MaxwellBuchanan, Sep 23 2017
  

       // The trick is to do it sub-system by sub-system, and to keep notes. //   

       We did that.   

       // Assembly is the reverse of disassembly. //   

       That was our initial assumption.   

       // Also, try not to mix up the parts from different cats. //   

       Ah, OK. We've tried it by keeping all the parts together. Still didn't work.   

       // Oh, and the intestine is easier if you slide it over a long piece of stiff copper wire and bend it to shape; you can pull the wire out from either end once you're done. //   

       Good tip, thanks.   

       When you've reassembled them, how do you get them to restart ? We borrowed Sturton's defibrilator, but when we pressed the button there was a terrific flash, then when the smoke finally cleared, all we found was a tooth, two claws, and a smouldering collar with a little bell on it.   

       Yet the calibration seal on the casing was intact. Very odd.
8th of 7, Sep 23 2017
  

       We have this big double-pole switch with an ebonite lever. No idea how it works - the technician handles that side of things. Seems to work best when the weather's stormy, for some reason.
MaxwellBuchanan, Sep 23 2017
  

       That must be where we've been going wrong.   

       Any idea where we can get one of those switches ?   
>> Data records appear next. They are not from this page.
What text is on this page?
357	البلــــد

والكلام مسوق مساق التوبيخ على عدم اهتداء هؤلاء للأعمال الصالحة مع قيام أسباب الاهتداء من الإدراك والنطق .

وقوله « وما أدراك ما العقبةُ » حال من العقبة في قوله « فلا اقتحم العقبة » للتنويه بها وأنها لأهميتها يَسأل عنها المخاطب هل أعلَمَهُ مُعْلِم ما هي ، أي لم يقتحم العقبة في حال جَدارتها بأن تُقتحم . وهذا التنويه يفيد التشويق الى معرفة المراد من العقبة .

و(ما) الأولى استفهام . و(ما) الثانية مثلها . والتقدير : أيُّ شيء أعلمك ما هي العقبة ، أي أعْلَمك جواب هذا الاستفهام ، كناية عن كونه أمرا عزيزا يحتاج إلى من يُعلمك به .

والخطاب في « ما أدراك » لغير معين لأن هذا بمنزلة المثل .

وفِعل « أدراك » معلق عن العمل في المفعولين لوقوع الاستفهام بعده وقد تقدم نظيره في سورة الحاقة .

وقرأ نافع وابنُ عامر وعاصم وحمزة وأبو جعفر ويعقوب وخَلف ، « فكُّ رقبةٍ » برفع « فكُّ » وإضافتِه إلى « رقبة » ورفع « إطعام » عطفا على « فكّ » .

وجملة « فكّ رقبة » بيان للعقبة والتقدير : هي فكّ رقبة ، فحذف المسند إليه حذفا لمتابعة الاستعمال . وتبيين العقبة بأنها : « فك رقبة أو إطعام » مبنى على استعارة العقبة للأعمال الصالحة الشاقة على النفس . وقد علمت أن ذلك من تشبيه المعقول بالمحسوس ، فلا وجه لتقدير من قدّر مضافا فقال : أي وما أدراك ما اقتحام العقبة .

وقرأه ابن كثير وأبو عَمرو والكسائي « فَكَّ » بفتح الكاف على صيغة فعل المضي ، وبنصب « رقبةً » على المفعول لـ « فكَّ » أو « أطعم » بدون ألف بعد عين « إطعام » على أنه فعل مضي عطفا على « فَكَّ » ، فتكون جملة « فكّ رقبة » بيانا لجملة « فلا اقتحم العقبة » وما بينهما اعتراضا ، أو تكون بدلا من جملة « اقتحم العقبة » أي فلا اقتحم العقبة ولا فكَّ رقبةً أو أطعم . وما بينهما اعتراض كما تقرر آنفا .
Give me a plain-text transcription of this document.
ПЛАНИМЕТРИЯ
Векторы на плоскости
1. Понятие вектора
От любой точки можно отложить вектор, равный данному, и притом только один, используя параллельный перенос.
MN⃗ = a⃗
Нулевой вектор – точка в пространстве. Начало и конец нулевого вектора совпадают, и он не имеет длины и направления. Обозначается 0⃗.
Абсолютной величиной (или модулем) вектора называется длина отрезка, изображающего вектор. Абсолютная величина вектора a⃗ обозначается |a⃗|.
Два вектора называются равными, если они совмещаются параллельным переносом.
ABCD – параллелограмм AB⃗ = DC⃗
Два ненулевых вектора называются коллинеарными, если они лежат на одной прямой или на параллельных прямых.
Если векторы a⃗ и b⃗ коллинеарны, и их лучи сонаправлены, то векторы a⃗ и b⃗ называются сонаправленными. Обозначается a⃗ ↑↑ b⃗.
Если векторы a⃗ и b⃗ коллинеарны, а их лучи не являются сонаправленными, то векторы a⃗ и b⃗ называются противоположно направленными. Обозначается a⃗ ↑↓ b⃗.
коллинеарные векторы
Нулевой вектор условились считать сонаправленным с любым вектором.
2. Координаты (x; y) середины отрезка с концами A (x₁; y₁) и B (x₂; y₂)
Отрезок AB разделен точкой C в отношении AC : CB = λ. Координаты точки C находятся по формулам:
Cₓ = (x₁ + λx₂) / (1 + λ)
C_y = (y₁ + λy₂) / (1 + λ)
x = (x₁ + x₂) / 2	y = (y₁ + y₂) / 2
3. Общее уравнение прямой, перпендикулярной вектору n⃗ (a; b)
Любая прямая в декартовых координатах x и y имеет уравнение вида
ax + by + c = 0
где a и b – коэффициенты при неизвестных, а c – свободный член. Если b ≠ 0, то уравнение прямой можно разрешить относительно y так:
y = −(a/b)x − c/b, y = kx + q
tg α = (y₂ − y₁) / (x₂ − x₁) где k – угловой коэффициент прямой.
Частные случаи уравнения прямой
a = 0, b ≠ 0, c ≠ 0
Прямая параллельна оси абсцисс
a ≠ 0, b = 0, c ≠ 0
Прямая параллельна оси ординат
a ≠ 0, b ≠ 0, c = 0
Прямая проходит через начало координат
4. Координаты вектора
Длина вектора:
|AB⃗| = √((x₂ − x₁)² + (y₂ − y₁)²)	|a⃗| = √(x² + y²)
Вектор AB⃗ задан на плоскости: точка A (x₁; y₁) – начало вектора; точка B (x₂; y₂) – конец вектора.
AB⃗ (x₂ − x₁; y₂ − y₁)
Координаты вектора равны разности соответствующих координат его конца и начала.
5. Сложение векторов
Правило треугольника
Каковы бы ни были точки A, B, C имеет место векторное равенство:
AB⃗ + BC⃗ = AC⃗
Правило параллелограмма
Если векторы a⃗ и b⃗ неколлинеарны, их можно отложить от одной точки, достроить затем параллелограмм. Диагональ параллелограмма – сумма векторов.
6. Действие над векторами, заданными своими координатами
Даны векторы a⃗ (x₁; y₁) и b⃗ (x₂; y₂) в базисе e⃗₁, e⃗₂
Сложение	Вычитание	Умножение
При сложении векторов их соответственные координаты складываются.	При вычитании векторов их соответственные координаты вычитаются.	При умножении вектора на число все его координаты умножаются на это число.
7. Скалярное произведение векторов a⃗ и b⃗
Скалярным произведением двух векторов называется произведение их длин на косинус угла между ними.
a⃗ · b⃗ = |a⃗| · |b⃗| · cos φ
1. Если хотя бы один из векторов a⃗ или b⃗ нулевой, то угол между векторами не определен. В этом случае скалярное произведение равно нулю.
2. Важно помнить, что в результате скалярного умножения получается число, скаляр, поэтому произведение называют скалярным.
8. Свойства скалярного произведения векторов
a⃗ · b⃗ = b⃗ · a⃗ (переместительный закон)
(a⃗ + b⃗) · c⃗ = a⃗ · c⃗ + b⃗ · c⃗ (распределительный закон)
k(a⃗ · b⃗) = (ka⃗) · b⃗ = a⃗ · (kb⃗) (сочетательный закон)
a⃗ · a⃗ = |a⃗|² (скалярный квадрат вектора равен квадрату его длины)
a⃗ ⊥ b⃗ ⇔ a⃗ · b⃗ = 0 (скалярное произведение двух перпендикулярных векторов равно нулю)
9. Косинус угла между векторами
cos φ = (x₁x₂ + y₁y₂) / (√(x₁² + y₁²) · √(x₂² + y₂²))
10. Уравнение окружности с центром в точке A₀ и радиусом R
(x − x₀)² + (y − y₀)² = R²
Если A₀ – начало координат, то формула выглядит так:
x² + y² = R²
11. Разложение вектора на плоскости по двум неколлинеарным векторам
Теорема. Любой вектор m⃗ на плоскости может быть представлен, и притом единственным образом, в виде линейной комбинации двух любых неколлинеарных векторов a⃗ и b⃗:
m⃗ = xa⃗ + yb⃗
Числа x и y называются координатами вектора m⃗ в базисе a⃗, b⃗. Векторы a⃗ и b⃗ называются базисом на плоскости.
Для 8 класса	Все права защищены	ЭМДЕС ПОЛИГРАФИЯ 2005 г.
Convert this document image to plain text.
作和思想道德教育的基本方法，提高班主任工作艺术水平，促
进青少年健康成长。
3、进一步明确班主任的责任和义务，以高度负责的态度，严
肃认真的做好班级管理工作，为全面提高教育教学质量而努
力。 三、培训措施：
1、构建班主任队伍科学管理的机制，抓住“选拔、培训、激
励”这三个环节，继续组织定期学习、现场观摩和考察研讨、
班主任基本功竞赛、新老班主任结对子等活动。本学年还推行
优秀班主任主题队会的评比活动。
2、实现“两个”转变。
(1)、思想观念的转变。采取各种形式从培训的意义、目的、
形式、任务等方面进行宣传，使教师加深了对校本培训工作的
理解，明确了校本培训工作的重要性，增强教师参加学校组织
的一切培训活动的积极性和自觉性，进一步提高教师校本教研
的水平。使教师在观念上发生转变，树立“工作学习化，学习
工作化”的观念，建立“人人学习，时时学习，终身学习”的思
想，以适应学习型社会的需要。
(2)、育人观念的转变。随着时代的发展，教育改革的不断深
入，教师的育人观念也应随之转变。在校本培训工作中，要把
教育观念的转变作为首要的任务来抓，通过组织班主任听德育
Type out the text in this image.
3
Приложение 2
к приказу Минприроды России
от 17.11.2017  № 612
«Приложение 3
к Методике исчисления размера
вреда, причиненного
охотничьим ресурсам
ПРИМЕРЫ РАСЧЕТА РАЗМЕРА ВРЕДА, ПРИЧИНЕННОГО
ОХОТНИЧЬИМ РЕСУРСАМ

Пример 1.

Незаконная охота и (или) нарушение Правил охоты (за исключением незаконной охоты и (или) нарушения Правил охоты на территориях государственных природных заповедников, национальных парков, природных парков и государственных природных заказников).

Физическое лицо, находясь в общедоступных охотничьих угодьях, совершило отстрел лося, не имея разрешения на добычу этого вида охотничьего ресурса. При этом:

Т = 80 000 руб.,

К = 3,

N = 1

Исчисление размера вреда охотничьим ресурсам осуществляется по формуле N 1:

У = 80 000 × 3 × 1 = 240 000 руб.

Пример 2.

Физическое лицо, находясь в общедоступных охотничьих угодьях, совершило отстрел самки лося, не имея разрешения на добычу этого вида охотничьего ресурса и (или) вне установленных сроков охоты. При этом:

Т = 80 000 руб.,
       Then all we need to do is collect some more cats, and wait for a thunderstorm.
8th of 7, Sep 23 2017
  

       Sorry, no. Ours was already there when we took ownership. But I'll ask some of the locals next time they do one of their pitchfork-and-torches visits. They're awfully rustic but very nice once you get to know them.
MaxwellBuchanan, Sep 23 2017
  

       //sub-system by sub-system//   

       I still think you might be rushing it.   

       Start with a bucket of elemental carbon, some pressurised tanks of hydrogen and oxygen and a collection of trace elements in fiddly zip-loc bags. Now connect the carbon atoms into chains. If you drop one, start again. In no time at all you'll have a single- celled gut faunum up and running (except you'll have to feed it by hand, obviously).
pertinax, Sep 23 2017
  

       // If you drop one, start again. In no time at all you'll have a single- celled gut faunum up and running.//   

       This is probably how gigantism started. Getting carried away with molecular chains under the expectation 'oh you'll soon grow into it'.
bigsleep, Sep 23 2017
  

       //At last, the message seems to be getting through.//   

       Nah. I still stand by my take. Just didn't need to repeat it. 24th century zombies, that's all. Odd that our drone embraces capitalist rather than communist ideals. Is there a software update due?